Production is very important in terms of running a successful business. If you don’t produce a good service, you aren’t going to have any customers. Dental practices are encouraged to find hygienists and staff that provide top-notch service that can bring people in through the door through word-of-mouth. Practices are encouraged to provide on the job training and feedback so staff can work to the best of their ability. Without production, your business is destined to fail and cause you a lot of grief. Your business should at least demonstrate three years of production after all the tax write-offs.
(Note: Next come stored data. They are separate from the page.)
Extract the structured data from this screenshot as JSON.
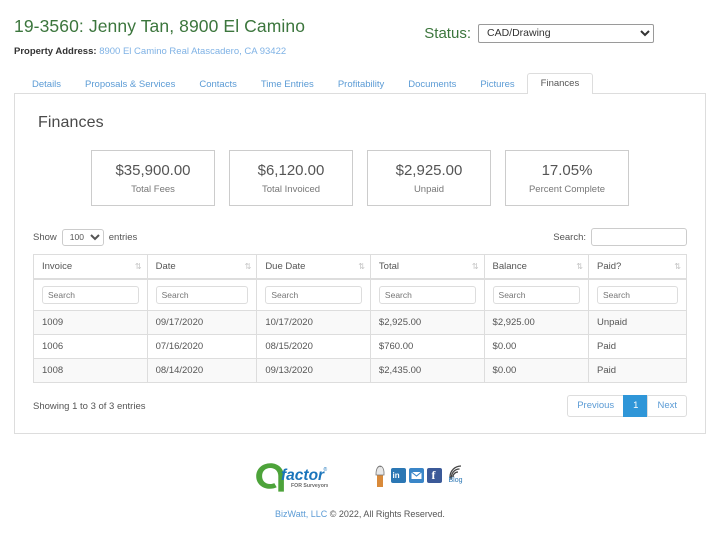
{
  "header": {
    "job_title": "19-3560: Jenny Tan, 8900 El Camino",
    "property_label": "Property Address",
    "property_separator": ":",
    "property_address": "8900 El Camino Real Atascadero, CA 93422",
    "status_label": "Status:",
    "status_value": "CAD/Drawing",
    "status_options": [
      "CAD/Drawing"
    ]
  },
  "tabs": [
    {
      "label": "Details",
      "active": false
    },
    {
      "label": "Proposals & Services",
      "active": false
    },
    {
      "label": "Contacts",
      "active": false
    },
    {
      "label": "Time Entries",
      "active": false
    },
    {
      "label": "Profitability",
      "active": false
    },
    {
      "label": "Documents",
      "active": false
    },
    {
      "label": "Pictures",
      "active": false
    },
    {
      "label": "Finances",
      "active": true
    }
  ],
  "panel": {
    "title": "Finances",
    "stats": [
      {
        "value": "$35,900.00",
        "label": "Total Fees"
      },
      {
        "value": "$6,120.00",
        "label": "Total Invoiced"
      },
      {
        "value": "$2,925.00",
        "label": "Unpaid"
      },
      {
        "value": "17.05%",
        "label": "Percent Complete"
      }
    ]
  },
  "table_controls": {
    "show_label": "Show",
    "entries_label": "entries",
    "page_length": "100",
    "page_length_options": [
      "100"
    ],
    "search_label": "Search:",
    "search_value": "",
    "column_filter_placeholder": "Search"
  },
  "table": {
    "columns": [
      "Invoice",
      "Date",
      "Due Date",
      "Total",
      "Balance",
      "Paid?"
    ],
    "rows": [
      {
        "invoice": "1009",
        "date": "09/17/2020",
        "due_date": "10/17/2020",
        "total": "$2,925.00",
        "balance": "$2,925.00",
        "paid": "Unpaid"
      },
      {
        "invoice": "1006",
        "date": "07/16/2020",
        "due_date": "08/15/2020",
        "total": "$760.00",
        "balance": "$0.00",
        "paid": "Paid"
      },
      {
        "invoice": "1008",
        "date": "08/14/2020",
        "due_date": "09/13/2020",
        "total": "$2,435.00",
        "balance": "$0.00",
        "paid": "Paid"
      }
    ]
  },
  "pagination": {
    "info": "Showing 1 to 3 of 3 entries",
    "previous": "Previous",
    "current_page": "1",
    "next": "Next"
  },
  "footer": {
    "logo_mark": "Q",
    "logo_word": "factor",
    "logo_tm": "®",
    "logo_tagline": "for Surveyors",
    "social": [
      {
        "name": "thumbs-up-icon",
        "label": ""
      },
      {
        "name": "linkedin-icon",
        "label": "in"
      },
      {
        "name": "email-icon",
        "label": ""
      },
      {
        "name": "facebook-icon",
        "label": "f"
      },
      {
        "name": "blog-rss-icon",
        "label": "Blog"
      }
    ],
    "copyright_link": "BizWatt, LLC",
    "copyright_rest": " © 2022, All Rights Reserved."
  },
  "colors": {
    "green": "#3c763d",
    "link_blue": "#5b9bd5",
    "accent_blue": "#2f96d8",
    "logo_green": "#4da33a",
    "logo_blue": "#1b75bb"
  }
}
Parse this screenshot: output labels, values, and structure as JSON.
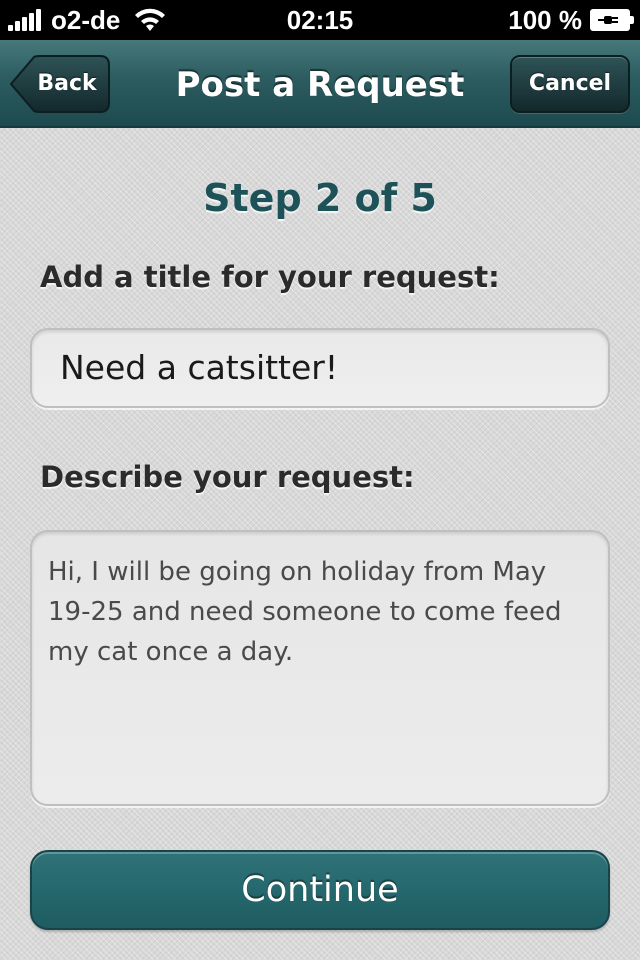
{
  "status_bar": {
    "carrier": "o2-de",
    "time": "02:15",
    "battery_percent": "100 %",
    "icons": [
      "signal-icon",
      "wifi-icon",
      "battery-charging-icon"
    ]
  },
  "nav": {
    "title": "Post a Request",
    "back_label": "Back",
    "cancel_label": "Cancel"
  },
  "form": {
    "step_label": "Step 2 of 5",
    "title_label": "Add a title for your request:",
    "title_value": "Need a catsitter!",
    "description_label": "Describe your request:",
    "description_value": "Hi, I will be going on holiday from May 19-25 and need someone to come feed my cat once a day.",
    "continue_label": "Continue"
  },
  "colors": {
    "nav_bar": "#2c5c60",
    "accent": "#1d5258",
    "continue_button": "#25686d"
  }
}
Sometimes it is hard to make ends meet and pay your bills on time, but you should always try to do so when you can. If not, you are getting services for free and therefore stealing from a business. Another aspect of running just about any business is being able to collect revenue from your customers. Dentist offices provide services like cleaning, cavity filling, root canals, and tooth removal. While you may come into dentistry with the best of intentions, good intentions alone aren’t going to be enough to keep your practice afloat in this economy.
While there are some that go into any essential profession without any desire to make a profit, sometimes that is not beneficial to the growth of your business. In some cases making a profit could make or break your experience owning a business and you have to give in in order to adapt. With dentistry, things tend to change and some procedures that notoriously were not covered by insurance now are. Dentists need to stay abreast of the financial parameters of a situation so they can stay in the black without overcharging patients.